2-d) buradaki fiziksel durum tamamen bireysel. turkiye'de fizik gucunu dogru sekilde guclendiren, kendini gelistiren bir oyuncu zaten yok. biz futbolculari ehlilestirmeye calisiyoruz egitiyoruz diyerek. onemli ozelliklerini gelistirip daha on plana cikarmaktansa o ozelliklerini bir kenara birakip baska yerlerdeki eksikliklerinden bahsediyoruz. o nedenle turkiyede hizli bir oyuncu bu hizini kullanarak nasil is yapar ogrenmek yerine, ehlilesip statik oyunda neler yapara bakiyoruz. sabri boyle bir ornektir. arda ise kendi basiretsizligi. 24 yasindaki bir futbolcunun nasil gobegi olabilir bunu kimse aciklayamaz. bu tamamen bireysel basarisizlik.
turk futbolcusu ogrenen bir yapiya sahip degil. aslinda turk halki olarak ogrenmeye acik degiliz. futbolcu eger belli hocayla iyi is yapip belli hocalarla is yapamiyorsa bunun iki sebebi var. birincisi psikolojik sebepler, cunku bizim oyuncular manita gibi trip atmayi cok sever. aninda oyuna, takima ya da hocaya kusebilir.

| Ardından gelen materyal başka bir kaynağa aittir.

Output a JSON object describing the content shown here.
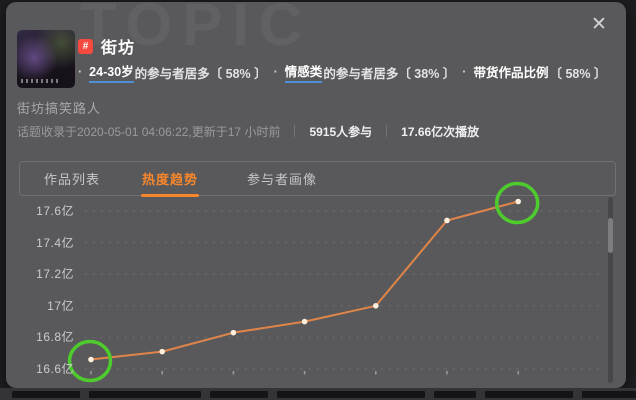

ikincisi ise futbolcunun gorev tanimlari. bir futbolcu iki hocayla da forvet olarak adlandirilip sahaya surulebilir. ancak gorev tanimlari o oyuncunun tamamen farkli oynamasina sebep olabilir. ozellikle orta saha ve kanat oyuncualrinda bu gorev tanimlari her seyi belirliyor. bunun yaninda beraber oynamak zorunda kaldigi oyuncular arasindaki uyum ve denge de bu ikinci bahsettigim gorev tanimlarina eklenebilir.

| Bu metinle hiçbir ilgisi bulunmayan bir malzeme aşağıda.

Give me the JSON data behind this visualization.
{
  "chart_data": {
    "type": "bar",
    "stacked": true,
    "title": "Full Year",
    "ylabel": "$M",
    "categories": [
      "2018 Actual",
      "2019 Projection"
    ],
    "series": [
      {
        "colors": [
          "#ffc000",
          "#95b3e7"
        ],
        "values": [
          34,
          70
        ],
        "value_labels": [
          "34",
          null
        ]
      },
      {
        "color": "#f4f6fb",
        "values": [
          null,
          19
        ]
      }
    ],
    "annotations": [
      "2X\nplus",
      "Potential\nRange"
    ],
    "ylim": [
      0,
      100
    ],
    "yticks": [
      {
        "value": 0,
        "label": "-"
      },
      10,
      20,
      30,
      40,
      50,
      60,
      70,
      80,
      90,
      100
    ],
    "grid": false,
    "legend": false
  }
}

teknik direktorden bagimzsiz bir yapi kesinlikle kurulabilir. bu yapi ust kademe degil, alt kademede baslamalidir. bunun icin de bir ekol ya da stratejiyi benimsemek gerekir. zaten unal aysal yonetiminin suan uzerinde durdugu sey tam da bu stratejiyi yerlestirme meselesi. boyle bir ekolunuz ya da belirli stratejiniz yoksa teknik direktorden bagimsiz bir yapi kurmaniz imkansizlasir. soyle ki, arsene wenger gibi hizli oyuncu uzerine kurulu bir oyun isteyen bir hocadan sonra eger yapiniz bu degilse, kalkip guce dayali futbol oynatan bir adam getirirseniz butun oyuncular neye ugradigini sasirir. kisacasi yapilmaz degil, hatta cok buyukimkan dahilinde, sadece cok fazla sabir ve emek gerekiyor. bunu yaparken de biraz aci cekmemiz, kizmamiz cok normal.
baslik yuzunden bir de tanim girmek gerekiyor sanirim. extensor, fikirlerimiz her zaman uymasa da, sadece futbolu kendi parametreleriyle degerlendirdigi icin her zaman konusmayi sevecegim guzel kardesim.